Neurodevelopmental Outcomes in the Fragile X Mouse

Abstract

Fragile X Syndrome (FXS) is a neurodevelopmental disorder and the most common heritable single gene cause of Autism Spectrum Disorder (ASD). The Fragile X (FMR1-KO) mouse model has been used to understand the pathophysiology of the disease. However, the majority of studies have been done in adult mice and early life outcomes have yet to be explored. Therefore, in order to contribute to the knowledge of the neurodevelopmental processes associated with brain disorders, this thesis examines postnatal outcomes in the Fragile X Mouse Model: early life behaviours, the developmental trajectory of a set of ASD risk genes, and neuroanatomical phenotype. The first study examined ultrasonic vocalizations in pups and showed a transient increase in calls in FMR1-KO mice. To understand the relationship between early life behaviours, the second study examined outcomes in the pre-pubertal period in these mice when challenged with lipopolysaccharide and maternal separation. The results showed genotype and treatment interactions affecting sexually dimorphic behavioural outcomes and developmental milestones. In the third study, possible underpinnings of behavioural differences were explored by examining mRNA expression of the neuroligins and neurexins. In FMR1-KO mice, changes were transient and sex-specific, suggesting these as molecular effectors in the disease.
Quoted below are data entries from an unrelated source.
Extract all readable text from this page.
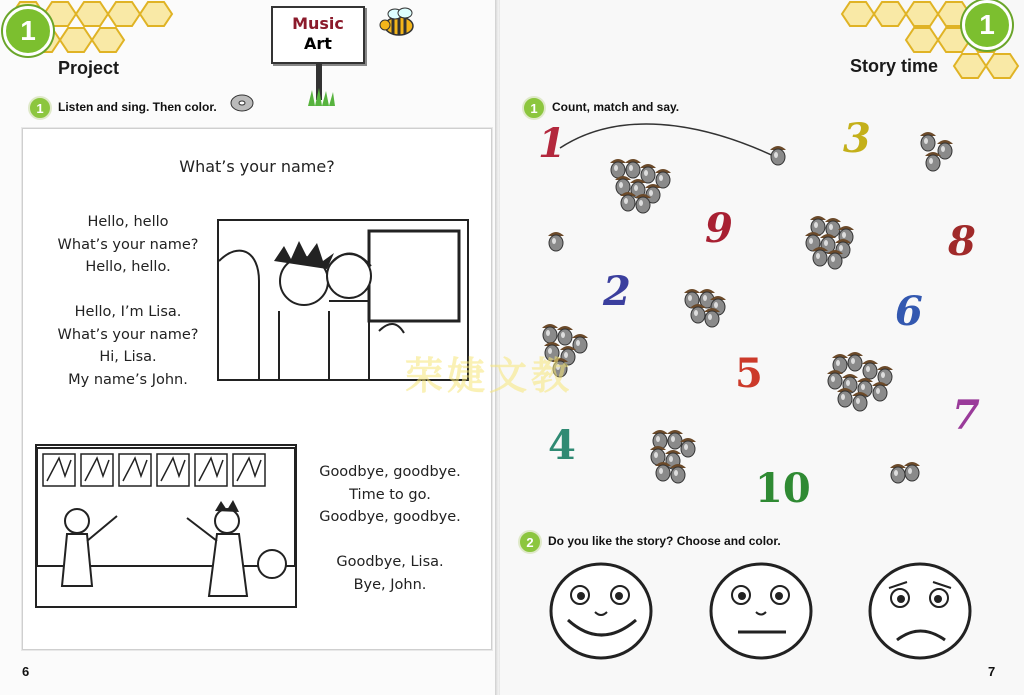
1
Project
Music
Art
1 Listen and sing. Then color.
What’s your name?
Hello, hello
What’s your name?
Hello, hello.
Hello, I’m Lisa.
What’s your name?
Hi, Lisa.
My name’s John.
Goodbye, goodbye.
Time to go.
Goodbye, goodbye.
Goodbye, Lisa.
Bye, John.
6
1
Story time
1 Count, match and say.
1
9
2
5
4
10
3
8
6
7
2 Do you like the story? Choose and color.
7
荣婕文教
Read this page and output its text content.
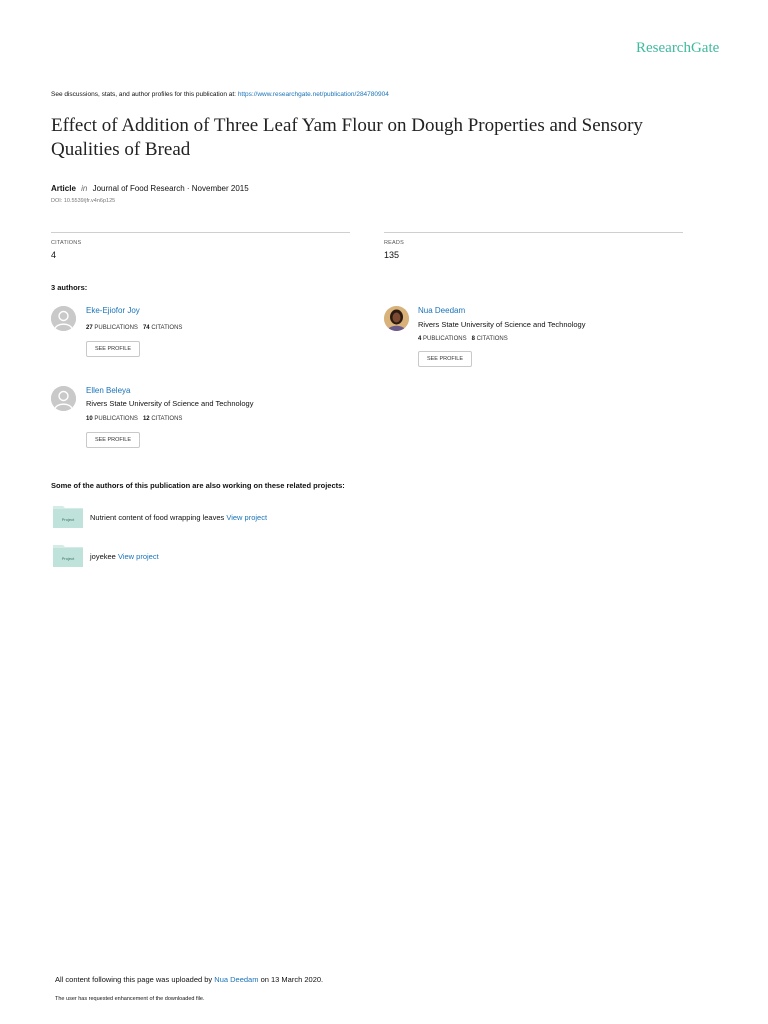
ResearchGate
See discussions, stats, and author profiles for this publication at: https://www.researchgate.net/publication/284780904
Effect of Addition of Three Leaf Yam Flour on Dough Properties and Sensory Qualities of Bread
Article in Journal of Food Research · November 2015
DOI: 10.5539/jfr.v4n6p125
CITATIONS
4
READS
135
3 authors:
Eke-Ejiofor Joy
27 PUBLICATIONS 74 CITATIONS
SEE PROFILE
Nua Deedam
Rivers State University of Science and Technology
4 PUBLICATIONS 8 CITATIONS
SEE PROFILE
Ellen Beleya
Rivers State University of Science and Technology
10 PUBLICATIONS 12 CITATIONS
SEE PROFILE
Some of the authors of this publication are also working on these related projects:
Project Nutrient content of food wrapping leaves View project
Project joyekee View project
All content following this page was uploaded by Nua Deedam on 13 March 2020.
The user has requested enhancement of the downloaded file.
Lastly, using structural brain imaging, the fourth study examined regional volume differences that may be related to behavioural differences. Differences in regions affected in FXS patients were observed and genetic background was shown to affect the neuroanatomical phenotype. Overall, this thesis demonstrates that the FXS model recapitulates some outcomes in other ASD mouse models and shows that this single gene has multiple interactions with sex, strain, and postnatal challenge which manifests at specific ages at molecular, brain structure and behavioural levels. This work contributes to the efforts elucidating the neurobiology of ASD and reverse translation approaches to identify therapeutic targets for neurodevelopment disorders.